France

La France poursuit Google en justice

La France se dirige vers la Cour européenne de justice pour savoir si elle peut obliger des entreprises telles que Google à retirer des résultats de recherche de la liste mondiale.

L’autorité française de régulation des données cherche à savoir si le résultat du moteur de recherche puisse être retiré en vertu de la loi sur le « droit d’être oublié » (RTBF) et doit être retiré uniquement en France ou s’il doit être retiré de la liste de tous les domaines de Google.

La RTBF a été créée en 2014 lorsqu’un homme appelé Mario Costeja s’est plaint que la recherche de son nom sur Google renvoyait des informations périmées sur une dette non réglée et ne révélait pas que sa dette était réglée.

Il a gagné son procès, et maintenant la RTBF permet aux gens ordinaires d’exiger que Google modifie ses résultats de recherche et supprime les liens vers des informations « inadéquates, non pertinentes ou […] excessives ». Bien que les données elle-même reste en ligne, elle ne peut pas être trouvé par des recherches utilisant le nom de l’individu.

Aujourd’hui, la Commission nationale de l’informatique et des libertés (CNIL) cherche à étendre ce pouvoir pour lui permettre de supprimer des liens non seulement de google.fr mais de tous les domaines de Google.

Google et un groupe de huit organisations internationales de défense de la liberté d’expression avertissent qu’une telle extension pourrait encourager des États autoritaires tels que la Chine, la Russie et l’Arabie saoudite à tenter de la même manière de contrôler l’internet mondial.

L’homme, qui n’a été nommé « NT2 » au tribunal, voulait qu’un crime passé qu’il avait commis ne figure pas dans les résultats des recherches

Les organisations de médias ont également déposé une déclaration concernant la longue bataille entre la CNIL et Google, arguant que l’application mondiale de la RTBF est « incompatible avec les droits et libertés fondamentaux et le droit international ».

Thomas Hughes, le directeur exécutif de l’organisation de défense de la liberté d’expression Article 19, a déclaré :
« Cette affaire pourrait voir le droit d’être oublié, menacer la liberté d’expression mondiale ».

M. Hughes, qui dirige une intervention dans cette affaire, a ajouté :

« Les régulateurs européens de données ne devraient pas être autorisés à décider de ce que les internautes du monde entier trouvent lorsqu’ils utilisent un moteur de recherche.

La CJCE doit limiter la portée du droit à l’oubli afin de protéger le droit des internautes du monde entier à accéder à l’information en ligne.

Si les régulateurs européens peuvent dire à Google de supprimer toutes les références à un site web, alors ce ne sera qu’une question de temps avant que des pays comme la Chine, la Russie et l’Arabie saoudite ne commencent à faire de même.

La CJE doit protéger la liberté d’expression, et non créer un précédent mondial en matière de censure.

Google n’a pas répondu immédiatement à la demande de commentaires de Sky. L’audition aura lieu à Luxembourg le 11 septembre. Un jugement était attendu au début de l’année 2019.

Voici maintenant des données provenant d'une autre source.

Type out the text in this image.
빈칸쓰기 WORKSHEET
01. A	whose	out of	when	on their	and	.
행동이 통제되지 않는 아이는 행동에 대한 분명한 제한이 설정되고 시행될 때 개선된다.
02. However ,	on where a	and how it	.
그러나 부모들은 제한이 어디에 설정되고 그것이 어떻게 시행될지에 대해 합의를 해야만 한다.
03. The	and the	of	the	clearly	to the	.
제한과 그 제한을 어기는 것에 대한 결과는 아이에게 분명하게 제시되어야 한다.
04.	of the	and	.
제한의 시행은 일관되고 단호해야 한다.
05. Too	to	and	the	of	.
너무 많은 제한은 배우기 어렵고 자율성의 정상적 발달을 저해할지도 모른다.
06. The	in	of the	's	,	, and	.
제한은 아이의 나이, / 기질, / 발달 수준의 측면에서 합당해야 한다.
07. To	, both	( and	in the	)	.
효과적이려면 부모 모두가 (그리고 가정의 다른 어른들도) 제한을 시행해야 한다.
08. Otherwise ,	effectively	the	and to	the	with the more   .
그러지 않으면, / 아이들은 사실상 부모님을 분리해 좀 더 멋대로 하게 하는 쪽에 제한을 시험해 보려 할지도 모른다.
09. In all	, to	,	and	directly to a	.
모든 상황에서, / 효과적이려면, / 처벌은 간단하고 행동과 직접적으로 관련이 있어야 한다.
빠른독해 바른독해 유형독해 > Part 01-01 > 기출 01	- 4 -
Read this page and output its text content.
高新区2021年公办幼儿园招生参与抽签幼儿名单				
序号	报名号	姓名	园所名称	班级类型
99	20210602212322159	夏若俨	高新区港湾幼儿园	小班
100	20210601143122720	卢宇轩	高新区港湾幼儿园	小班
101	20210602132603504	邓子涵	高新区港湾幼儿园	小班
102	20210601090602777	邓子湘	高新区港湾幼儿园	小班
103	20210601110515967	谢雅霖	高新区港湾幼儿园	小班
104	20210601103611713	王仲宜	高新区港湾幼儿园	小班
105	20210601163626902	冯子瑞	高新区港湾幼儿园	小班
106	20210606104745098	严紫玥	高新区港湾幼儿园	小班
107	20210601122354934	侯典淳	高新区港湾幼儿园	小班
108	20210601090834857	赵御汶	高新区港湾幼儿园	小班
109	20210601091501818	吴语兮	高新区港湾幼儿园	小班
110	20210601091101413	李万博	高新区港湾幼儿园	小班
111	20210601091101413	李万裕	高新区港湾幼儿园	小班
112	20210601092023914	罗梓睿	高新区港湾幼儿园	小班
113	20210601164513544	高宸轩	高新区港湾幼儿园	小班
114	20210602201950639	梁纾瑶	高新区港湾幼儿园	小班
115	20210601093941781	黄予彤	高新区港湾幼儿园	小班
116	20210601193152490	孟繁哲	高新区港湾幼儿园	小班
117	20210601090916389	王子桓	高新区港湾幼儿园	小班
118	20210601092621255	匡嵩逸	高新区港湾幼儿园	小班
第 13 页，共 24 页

2020 – Comment l’Union européenne a capitulé à moitié devant Google

La CNIL remporte une victoire

En clair: la haute juridiction française reproche au géant numérique américain d’être trop flou dans ses explications relatives à l’emploi des données et peu transparent sur le devenir de celles-ci, tout en forçant la main de l’utilisateur pour valider tout en bloc.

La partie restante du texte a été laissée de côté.